One Rabbi’s Story
Years ago, Rabbi Harold Kushner wrote his best-selling book, When Bad Things Happen to Good People. He wrote the book in response to the illness and eventual death of his son Aaron, who suffered with a rare disease called progeria, which means rapid aging. Aaron never grew beyond three feet tall, had no hair on his head or body, looked like a little old man while he was still a child, and he died in his teens. It was an agonizing experience for the whole family, and Kushner doesn’t sugar coat it. He is brutally honest about the anger, frustration, grief and depression. And yet, even in that kind of suffering, Rabbi Kushner learned that God gives his children the strength to cope with whatever life brings.

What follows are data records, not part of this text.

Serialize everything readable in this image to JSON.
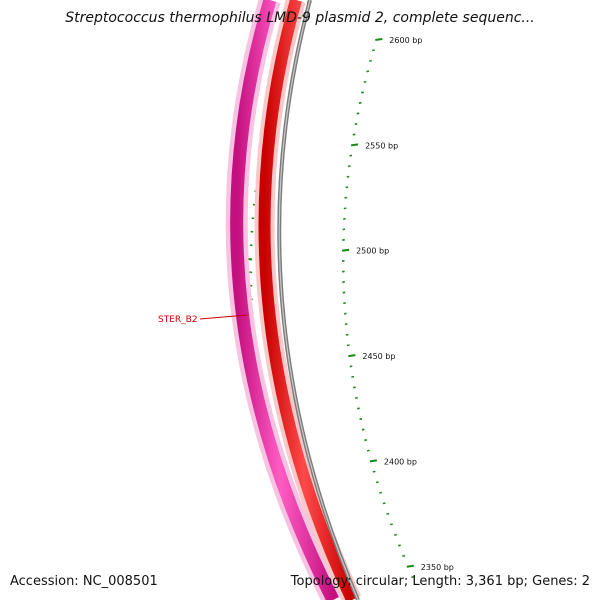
{
  "header": {
    "title": "Streptococcus thermophilus LMD-9 plasmid 2, complete sequenc..."
  },
  "footer": {
    "accession": "Accession: NC_008501",
    "summary": "Topology: circular; Length: 3,361 bp; Genes: 2"
  },
  "map": {
    "ticks": [
      {
        "bp": 2600,
        "label": "2600 bp"
      },
      {
        "bp": 2550,
        "label": "2550 bp"
      },
      {
        "bp": 2500,
        "label": "2500 bp"
      },
      {
        "bp": 2450,
        "label": "2450 bp"
      },
      {
        "bp": 2400,
        "label": "2400 bp"
      },
      {
        "bp": 2350,
        "label": "2350 bp"
      }
    ],
    "feature": {
      "label": "STER_B2"
    },
    "colors": {
      "tick": "#1a8a1a",
      "feature_label": "#cc0000",
      "track_magenta": "#e8189a",
      "track_red": "#ee1010",
      "track_gray": "#808080",
      "text": "#111111"
    }
  }
}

For the Kushner family, that strength came in two forms. First, it came through people. God sustained the Kushner family throughout Aaron’s illness by people who cared for them. Like the man who made Aaron a scaled-down tennis racquet suitable to his size. Or the friend who gave him a baseball autographed by the entire Red Sox team. And by the children who overlooked Aaron’s appearance and physical limitations and played stickball with him in the backyard. Kushner said this kind of caring was God’s way of telling his family that they were not alone, not cast off. God’s strength to cope usually came through human instruments.
But the strength to cope also came directly from God. Kushner speaks often about God’s gifts of courage, strength and hope. When Kushner reached the limits of his own resources, he found reinforcement from a source beyond himself. God and other people were there for him. And through that strength, he found the resiliency to go on living. Although God did not protect the Kushner family from suffering, God gave them the strength to cope with their tragedy with courage, hope and dignity. God enabled them to live fully, bravely, meaningfully and even joyfully in a less than perfect world. The closing line of Rabbi Kushner’s book says: “Yesterday seems less painful, and I am not afraid of tomorrow.”